My first concrete realization of my zone was my freshman year of college in writing class. Unfortunately, I was critically bored…my highschool education had been more complete than my freshman year of college and I felt it was an awfully expensive year of review. Anyway, complaints aside I was assigned to write a descriptive paper about ‘my favorite place’. The creative genius that I am I defied the professor the gratification of two pages ripped from the thesaurus like all the other robots, I mean students, in the class. I wrote proudly that my favorite place, was not a place at all but a frame of mind I called motion. Not only motion, but motion that slowed motion. Movement that stopped action. A place, where in my paper I described it from the seat of my mountain bike, that ceased conscious thought and where my mind could be in a serene state of balance between exertion and reaction. A place where I could think faster than the tires crossed the trail - without effort. A place which undoubtedly saved me from several broken bones, face plants and scrapes.
On particularly humorous incident occurred on the face of a near vertical drainage ditch between the art building and girls dorm of my college campus. We’re talking about a roughly 30 foot hill, at probably 110ยบ, the top of which emiates from a paved sidewalk, connecting to a side street and across wich is the main campus. It’s a hilly campus, to which ends boys headed up the hill might be tempted to cut up this washed out piece of hill on the loose stones to get to their dorm faster. I’m returning from riding my bike on the trails one afternoon and decide to enjoy the freefall down this hill and ride the speed out through the quad to my dorm on the other side of campus. So I drop in, upon which I see someone walking up the hill on the gravel. Brakes are great, but on a steep gravel decline which I’ve iniated with a small hop - full braking only leads to a skid. So I’m now sideways, approaching unsespecting and stupified student at increasing speed. Full fishtail in progress I am barely staying upright and sliding sideways into a stump from my momentum coming over the top. I hit the stump and I am instantly airborne, not more than 10 feet from the jaw dropping student. Upon examination of my inirta and the angle of the hill, my brain (independent of my input) quickly initiates a shoulder roll - spins me back up on my feet literally 2 feet in front of the onlooking student. As my biking shoes skid to a halt on the loose stones and my knees start to knock the rush of adrenaline jolting through them - I give the student intrupting my ride a few choice words and jump back up hill to rescue my precious bike. Interestingly enough I crashed hard enough that day to put a dent in the downbar of my Trek mountainbike - yet my body’s experience in the zone allowed me to walk away without a scratch (scratch meaning trip to the hospital). Do you have a story from THE ZONE?

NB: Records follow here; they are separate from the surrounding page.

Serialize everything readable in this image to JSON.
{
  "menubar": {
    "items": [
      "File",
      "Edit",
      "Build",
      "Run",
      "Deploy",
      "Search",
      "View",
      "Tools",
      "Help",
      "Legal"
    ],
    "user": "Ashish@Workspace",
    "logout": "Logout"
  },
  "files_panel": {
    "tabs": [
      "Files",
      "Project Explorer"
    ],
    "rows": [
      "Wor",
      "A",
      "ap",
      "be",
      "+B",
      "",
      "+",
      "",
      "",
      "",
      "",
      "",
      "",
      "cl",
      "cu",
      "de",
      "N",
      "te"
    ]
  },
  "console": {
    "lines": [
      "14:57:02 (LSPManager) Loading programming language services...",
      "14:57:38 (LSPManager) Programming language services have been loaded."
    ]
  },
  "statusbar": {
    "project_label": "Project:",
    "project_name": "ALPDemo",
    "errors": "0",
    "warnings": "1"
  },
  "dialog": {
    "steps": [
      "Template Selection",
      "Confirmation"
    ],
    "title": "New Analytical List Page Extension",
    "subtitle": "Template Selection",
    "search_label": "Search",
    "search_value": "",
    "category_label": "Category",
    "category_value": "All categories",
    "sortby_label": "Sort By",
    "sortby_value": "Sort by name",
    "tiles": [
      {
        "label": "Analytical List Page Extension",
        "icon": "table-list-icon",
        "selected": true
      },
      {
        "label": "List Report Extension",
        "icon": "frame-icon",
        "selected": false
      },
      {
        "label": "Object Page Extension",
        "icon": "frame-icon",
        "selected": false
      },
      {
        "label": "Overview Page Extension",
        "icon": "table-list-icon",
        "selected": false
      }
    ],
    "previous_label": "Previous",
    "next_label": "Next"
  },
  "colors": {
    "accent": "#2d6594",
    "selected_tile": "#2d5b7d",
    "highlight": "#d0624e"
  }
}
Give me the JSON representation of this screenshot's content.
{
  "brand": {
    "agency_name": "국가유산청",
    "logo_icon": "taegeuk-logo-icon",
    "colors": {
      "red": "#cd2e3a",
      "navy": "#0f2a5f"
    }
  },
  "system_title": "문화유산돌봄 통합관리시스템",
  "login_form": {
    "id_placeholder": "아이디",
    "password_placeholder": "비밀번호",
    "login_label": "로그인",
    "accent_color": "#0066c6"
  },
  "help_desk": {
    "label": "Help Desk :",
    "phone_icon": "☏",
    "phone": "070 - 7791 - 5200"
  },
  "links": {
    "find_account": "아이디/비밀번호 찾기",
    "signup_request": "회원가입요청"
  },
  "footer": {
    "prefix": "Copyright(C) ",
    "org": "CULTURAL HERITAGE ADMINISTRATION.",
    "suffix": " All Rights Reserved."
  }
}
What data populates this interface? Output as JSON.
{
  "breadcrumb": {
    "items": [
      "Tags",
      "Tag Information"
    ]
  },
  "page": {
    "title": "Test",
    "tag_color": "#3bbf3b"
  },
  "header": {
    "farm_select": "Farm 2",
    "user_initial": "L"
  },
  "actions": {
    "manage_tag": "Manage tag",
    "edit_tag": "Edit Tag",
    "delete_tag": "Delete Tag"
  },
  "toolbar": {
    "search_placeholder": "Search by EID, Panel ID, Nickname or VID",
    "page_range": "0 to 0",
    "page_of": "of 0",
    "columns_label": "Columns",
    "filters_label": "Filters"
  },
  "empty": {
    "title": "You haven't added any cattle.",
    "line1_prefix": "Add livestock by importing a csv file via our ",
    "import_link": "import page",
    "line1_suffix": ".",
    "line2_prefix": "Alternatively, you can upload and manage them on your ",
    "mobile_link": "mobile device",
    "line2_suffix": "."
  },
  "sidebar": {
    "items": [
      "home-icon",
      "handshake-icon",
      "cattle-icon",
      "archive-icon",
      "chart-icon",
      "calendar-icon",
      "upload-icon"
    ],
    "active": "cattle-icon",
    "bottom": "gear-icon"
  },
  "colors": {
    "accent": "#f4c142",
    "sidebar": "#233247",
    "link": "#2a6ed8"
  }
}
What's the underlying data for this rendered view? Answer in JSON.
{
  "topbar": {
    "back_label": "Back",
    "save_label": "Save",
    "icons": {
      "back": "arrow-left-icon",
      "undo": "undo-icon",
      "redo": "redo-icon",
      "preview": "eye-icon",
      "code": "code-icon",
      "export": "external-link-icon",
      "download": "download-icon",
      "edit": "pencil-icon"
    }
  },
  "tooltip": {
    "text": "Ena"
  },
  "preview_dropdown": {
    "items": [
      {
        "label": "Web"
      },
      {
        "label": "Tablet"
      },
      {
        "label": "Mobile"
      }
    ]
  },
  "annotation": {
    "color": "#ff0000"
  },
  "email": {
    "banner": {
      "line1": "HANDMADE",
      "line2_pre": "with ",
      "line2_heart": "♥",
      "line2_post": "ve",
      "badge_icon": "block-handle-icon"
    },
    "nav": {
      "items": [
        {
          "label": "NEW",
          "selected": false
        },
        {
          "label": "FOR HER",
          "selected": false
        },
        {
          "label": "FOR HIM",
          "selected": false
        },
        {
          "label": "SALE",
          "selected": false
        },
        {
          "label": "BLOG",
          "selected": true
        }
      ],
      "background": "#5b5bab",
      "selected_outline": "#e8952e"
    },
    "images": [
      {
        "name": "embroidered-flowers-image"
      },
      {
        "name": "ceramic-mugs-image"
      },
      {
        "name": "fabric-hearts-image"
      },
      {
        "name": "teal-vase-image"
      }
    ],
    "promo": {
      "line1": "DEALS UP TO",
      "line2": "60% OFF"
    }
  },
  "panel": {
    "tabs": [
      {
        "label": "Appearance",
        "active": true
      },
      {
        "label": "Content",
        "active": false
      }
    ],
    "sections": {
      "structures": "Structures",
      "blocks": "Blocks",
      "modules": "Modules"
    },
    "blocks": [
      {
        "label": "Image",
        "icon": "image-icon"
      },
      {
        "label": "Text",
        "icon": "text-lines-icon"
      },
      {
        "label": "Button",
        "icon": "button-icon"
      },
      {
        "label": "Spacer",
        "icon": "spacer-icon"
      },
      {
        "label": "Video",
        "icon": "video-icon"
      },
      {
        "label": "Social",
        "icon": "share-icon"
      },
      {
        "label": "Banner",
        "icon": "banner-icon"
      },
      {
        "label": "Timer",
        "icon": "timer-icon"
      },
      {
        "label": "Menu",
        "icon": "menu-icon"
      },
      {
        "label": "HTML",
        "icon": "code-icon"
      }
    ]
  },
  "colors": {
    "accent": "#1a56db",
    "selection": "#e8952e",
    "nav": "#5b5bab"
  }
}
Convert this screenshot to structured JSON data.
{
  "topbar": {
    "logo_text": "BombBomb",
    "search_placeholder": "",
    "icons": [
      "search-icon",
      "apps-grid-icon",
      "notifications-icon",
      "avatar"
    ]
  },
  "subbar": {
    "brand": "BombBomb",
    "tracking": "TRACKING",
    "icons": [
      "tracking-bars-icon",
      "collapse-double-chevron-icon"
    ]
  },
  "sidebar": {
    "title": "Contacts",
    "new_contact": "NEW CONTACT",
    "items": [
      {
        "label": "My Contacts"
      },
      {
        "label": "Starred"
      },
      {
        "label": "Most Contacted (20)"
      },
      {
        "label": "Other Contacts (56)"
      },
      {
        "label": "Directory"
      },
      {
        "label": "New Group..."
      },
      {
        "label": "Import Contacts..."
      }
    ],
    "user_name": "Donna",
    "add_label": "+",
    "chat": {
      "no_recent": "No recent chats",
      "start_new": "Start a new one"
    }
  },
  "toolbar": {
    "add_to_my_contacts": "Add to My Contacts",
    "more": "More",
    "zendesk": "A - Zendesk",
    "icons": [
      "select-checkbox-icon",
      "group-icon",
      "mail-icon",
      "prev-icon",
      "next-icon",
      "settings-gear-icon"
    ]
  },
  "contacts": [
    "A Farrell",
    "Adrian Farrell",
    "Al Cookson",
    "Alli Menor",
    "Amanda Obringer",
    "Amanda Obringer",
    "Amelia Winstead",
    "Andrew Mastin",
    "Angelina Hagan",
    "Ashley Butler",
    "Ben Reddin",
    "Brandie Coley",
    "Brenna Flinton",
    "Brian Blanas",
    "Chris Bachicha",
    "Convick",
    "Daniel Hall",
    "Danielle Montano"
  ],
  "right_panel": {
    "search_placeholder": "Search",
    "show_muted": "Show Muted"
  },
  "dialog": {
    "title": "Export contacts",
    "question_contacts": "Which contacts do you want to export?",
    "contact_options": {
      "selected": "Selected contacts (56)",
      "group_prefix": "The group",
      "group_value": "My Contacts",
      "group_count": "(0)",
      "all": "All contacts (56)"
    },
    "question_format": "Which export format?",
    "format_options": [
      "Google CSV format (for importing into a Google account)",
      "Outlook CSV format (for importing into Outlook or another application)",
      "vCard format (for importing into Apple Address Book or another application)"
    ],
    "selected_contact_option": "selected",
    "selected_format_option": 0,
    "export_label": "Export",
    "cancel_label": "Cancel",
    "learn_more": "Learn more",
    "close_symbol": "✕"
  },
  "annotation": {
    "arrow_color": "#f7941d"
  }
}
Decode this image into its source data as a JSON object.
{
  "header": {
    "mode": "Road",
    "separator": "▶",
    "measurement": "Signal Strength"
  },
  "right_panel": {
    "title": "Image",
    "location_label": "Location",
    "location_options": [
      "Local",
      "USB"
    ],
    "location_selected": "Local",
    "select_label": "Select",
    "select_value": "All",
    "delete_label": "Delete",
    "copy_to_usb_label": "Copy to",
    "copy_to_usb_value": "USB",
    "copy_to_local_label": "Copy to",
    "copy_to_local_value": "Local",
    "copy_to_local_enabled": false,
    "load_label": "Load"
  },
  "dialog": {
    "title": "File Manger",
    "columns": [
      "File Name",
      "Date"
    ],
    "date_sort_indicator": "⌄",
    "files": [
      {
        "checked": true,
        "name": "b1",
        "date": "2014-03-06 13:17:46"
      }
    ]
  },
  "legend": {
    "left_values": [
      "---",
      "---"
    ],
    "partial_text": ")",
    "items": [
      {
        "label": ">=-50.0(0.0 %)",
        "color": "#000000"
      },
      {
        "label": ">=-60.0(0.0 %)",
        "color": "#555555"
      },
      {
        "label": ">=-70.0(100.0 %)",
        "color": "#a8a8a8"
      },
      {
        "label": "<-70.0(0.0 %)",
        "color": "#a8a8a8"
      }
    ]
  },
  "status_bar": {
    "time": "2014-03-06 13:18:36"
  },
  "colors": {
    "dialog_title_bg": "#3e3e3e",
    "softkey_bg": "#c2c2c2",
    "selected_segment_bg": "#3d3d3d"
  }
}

I can attribute my ability to get in the zone to my success as a soccer goal keeper. I can recall specific plays from my highschool and college soccer games in ’slow motion’ clarity even these 15 years later. So is there something uniquely wierd about my brain - you bet - but many other people experience these same type of reactions and are also able to slow down time. So the question becomes ‘Can you put yourself there by discipline?’ Josh Waitzkin writes of his experience with the Human Performance Institute and their refining of a training program to allow a person to train themselves to find an optimum zone for performance. The technique to put yourself near, or into THE ZONE Josh calls ‘the trigger’. In order to reach the zone you have to define a path for yourself, then train your mind to shorten that path to a smaller and manageable routine. How to find a build a trigger will be tomorrow’s topic, but one clue is there’s music involved…
Josh trained at the sports psychology organization called the Human Performance Institute, and you can take their free intro profile test here if you like. I have no idea how their full profile could be worth $49 to you, but if you take it and it helps you leave your experiences in the comments.

| 2.5 |
- Inspiration , On Art , The Zone , how to , learning


All I can say is, “Wow!”. I’ve been in that place before, but not really recognized it for what it was. Thanks for the eye-opener.